Jolene quickly stepped away. The small plastic trashcan from the bathroom sat beside the couch as though she had known what was going to happen. He felt her watching as he leaned forward to hold on to the can’s sides. He retched again and again, tasting bile, but nothing came. His body was in more chaos than it had been when he chugged a half-pint of tequila on a dare, back when he was training in the forestry program. He should have had his stomach pumped that night, but they had been forty miles from the nearest phone or hospital, and he’d just had to sweat it out.
When the heaving stopped and his breath returned, he sat back.
Jolene had retreated to the other side of the coffee table.
Wise move
. Whatever she had stirred up inside of him wasn’t letting go easily.
It whispered inside his head:
Again. Kill her again.
He shook his head, trying to dislodge the voice.
Now she came close and knelt in front of him just like she had at the cabin site, but this time her presence repelled him.
“Nobody knows when it takes hold of them. I promise you aren’t the first,” she said.
“Get out of my house,” he said. “I don’t know who or what you are, but you need to get the hell away from me.”
“It has you,” she said. “And the man who was dead. The man who killed Claude.”
When he laughed, it sounded so natural, so
right
to his ears. She was batshit crazy, this girl. He had screwed her and she had done something to him. Maybe her crazy had rubbed off. Crazy people were poison. He knew that well enough from the reprobate behavior he saw when the tourists and the meth heads came around. No wonder Lila didn’t like her.

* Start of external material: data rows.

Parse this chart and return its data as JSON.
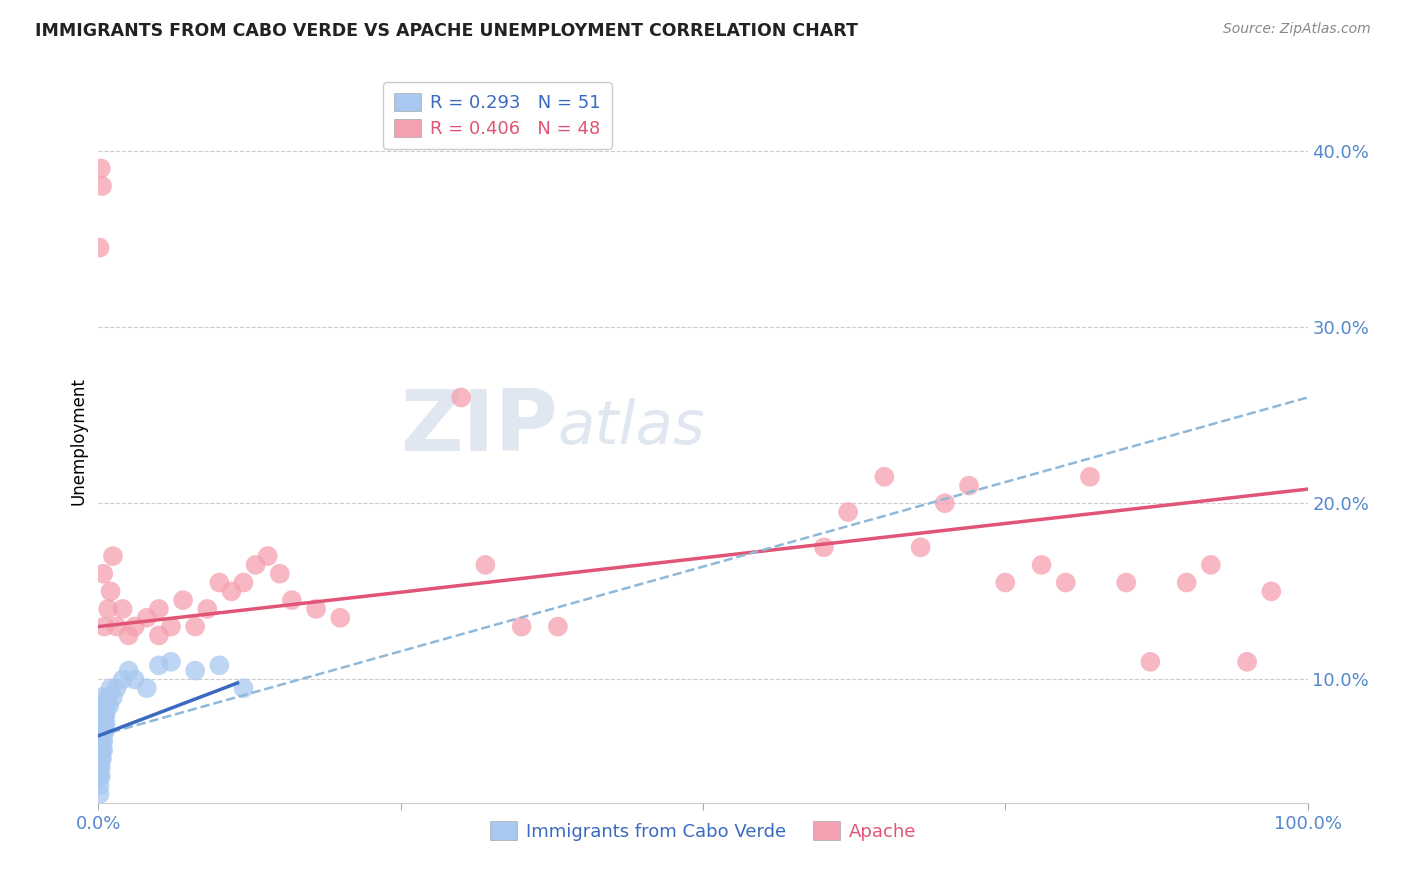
{
  "title": "IMMIGRANTS FROM CABO VERDE VS APACHE UNEMPLOYMENT CORRELATION CHART",
  "source": "Source: ZipAtlas.com",
  "ylabel": "Unemployment",
  "xlim": [
    0.0,
    1.0
  ],
  "ylim": [
    0.03,
    0.44
  ],
  "xticks": [
    0.0,
    0.25,
    0.5,
    0.75,
    1.0
  ],
  "xticklabels": [
    "0.0%",
    "",
    "",
    "",
    "100.0%"
  ],
  "yticks": [
    0.1,
    0.2,
    0.3,
    0.4
  ],
  "yticklabels": [
    "10.0%",
    "20.0%",
    "30.0%",
    "40.0%"
  ],
  "legend_line1": "R = 0.293   N = 51",
  "legend_line2": "R = 0.406   N = 48",
  "blue_color": "#a8c8f0",
  "pink_color": "#f5a0b0",
  "blue_line_color": "#3a6abf",
  "pink_line_color": "#e05575",
  "dashed_line_color": "#90b8d8",
  "watermark_zip": "ZIP",
  "watermark_atlas": "atlas",
  "blue_x": [
    0.001,
    0.001,
    0.001,
    0.001,
    0.001,
    0.001,
    0.001,
    0.001,
    0.001,
    0.001,
    0.002,
    0.002,
    0.002,
    0.002,
    0.002,
    0.002,
    0.002,
    0.002,
    0.002,
    0.003,
    0.003,
    0.003,
    0.003,
    0.003,
    0.003,
    0.003,
    0.004,
    0.004,
    0.004,
    0.004,
    0.004,
    0.005,
    0.005,
    0.005,
    0.006,
    0.006,
    0.007,
    0.008,
    0.009,
    0.01,
    0.012,
    0.015,
    0.02,
    0.025,
    0.03,
    0.04,
    0.05,
    0.06,
    0.08,
    0.1,
    0.12
  ],
  "blue_y": [
    0.055,
    0.06,
    0.065,
    0.07,
    0.075,
    0.05,
    0.045,
    0.04,
    0.035,
    0.08,
    0.06,
    0.065,
    0.07,
    0.075,
    0.055,
    0.05,
    0.045,
    0.08,
    0.085,
    0.065,
    0.07,
    0.075,
    0.08,
    0.06,
    0.055,
    0.09,
    0.07,
    0.075,
    0.08,
    0.065,
    0.06,
    0.075,
    0.08,
    0.07,
    0.08,
    0.075,
    0.085,
    0.09,
    0.085,
    0.095,
    0.09,
    0.095,
    0.1,
    0.105,
    0.1,
    0.095,
    0.108,
    0.11,
    0.105,
    0.108,
    0.095
  ],
  "pink_x": [
    0.001,
    0.002,
    0.003,
    0.004,
    0.005,
    0.008,
    0.01,
    0.012,
    0.015,
    0.02,
    0.025,
    0.03,
    0.04,
    0.05,
    0.08,
    0.1,
    0.12,
    0.15,
    0.3,
    0.32,
    0.35,
    0.38,
    0.6,
    0.62,
    0.65,
    0.68,
    0.7,
    0.72,
    0.75,
    0.78,
    0.8,
    0.82,
    0.85,
    0.87,
    0.9,
    0.92,
    0.95,
    0.97,
    0.05,
    0.06,
    0.07,
    0.09,
    0.11,
    0.13,
    0.14,
    0.16,
    0.18,
    0.2
  ],
  "pink_y": [
    0.345,
    0.39,
    0.38,
    0.16,
    0.13,
    0.14,
    0.15,
    0.17,
    0.13,
    0.14,
    0.125,
    0.13,
    0.135,
    0.14,
    0.13,
    0.155,
    0.155,
    0.16,
    0.26,
    0.165,
    0.13,
    0.13,
    0.175,
    0.195,
    0.215,
    0.175,
    0.2,
    0.21,
    0.155,
    0.165,
    0.155,
    0.215,
    0.155,
    0.11,
    0.155,
    0.165,
    0.11,
    0.15,
    0.125,
    0.13,
    0.145,
    0.14,
    0.15,
    0.165,
    0.17,
    0.145,
    0.14,
    0.135
  ],
  "blue_trend_x": [
    0.0,
    0.115
  ],
  "blue_trend_y": [
    0.068,
    0.098
  ],
  "pink_trend_x": [
    0.0,
    1.0
  ],
  "pink_trend_y": [
    0.13,
    0.208
  ],
  "dashed_trend_x": [
    0.0,
    1.0
  ],
  "dashed_trend_y": [
    0.068,
    0.26
  ]
}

“Come on,” he said. “You’re just screwing with me because you’re jealous of Lila. You’re just a piece of stripper ass from over the mountain looking to get some of what she’s got.”
He waited for her to answer and was satisfied when she didn’t even bother to deny it. Was that some kind of pity in her eyes? Pity from some little girl who had drugged him, then tried to make it seem like
he
was the crazy one? Fat chance.
“Let me guess. You’ve been messing around with Bud,” he said, talking faster and faster. “You think you’re going to get him away from Lila and he’ll buy you all the flashy shit you girls like? Playing the whore with him, hoping it’ll turn into Christmas.”
The pain in his head roared back, but he stood anyway. She looked small there on the floor below him.
Lying bitch.
She had made him unfaithful to Lila.
“He has Lila and she’s going to die,” she said. “Just like my brother. Just like my father.”
“Shut up,” he said. He wanted to kick her.
She wrapped a hand around his right leg as though she had read his mind. “Stop. Please,” she said. “It’s not you who wants to hurt me. Please,
please
listen.”
CHAPTER TWENTY-SIX
At the same moment that Tripp had opened his eyes, Lila opened hers. But she squeezed them shut again on seeing the man’s face above her, his dead eyes reflecting the tease of sunlight leaking into the cave. In the next second, she felt the jab between her legs. She screamed loud and long, wanting to wrap herself safely in the sound. Maybe if she could make the sound last forever, time would disappear.
She would disappear.
CHAPTER TWENTY-SEVEN
“My mother changed in a day,” Jolene said. “She became someone else. I saw it. My father saw it, too.”
Tripp watched her face for signs of lies—the
tell,
they called it back in his law enforcement classes. She had told him she was born on Devil’s Oven over a hundred years earlier.
Bullshit
. No one lived that long. There were rumors of white oaks on Devil’s Oven that had been growing for twice that long, but he had never seen them, and he knew every inch of the mountain.
The screaming in his head had a voice now.
She lies,
it told him
. She thinks she’s an angel. Does she look like an angel to you? Look at those tits. Pretending to be a little girl with tits like that. She’s an abomination!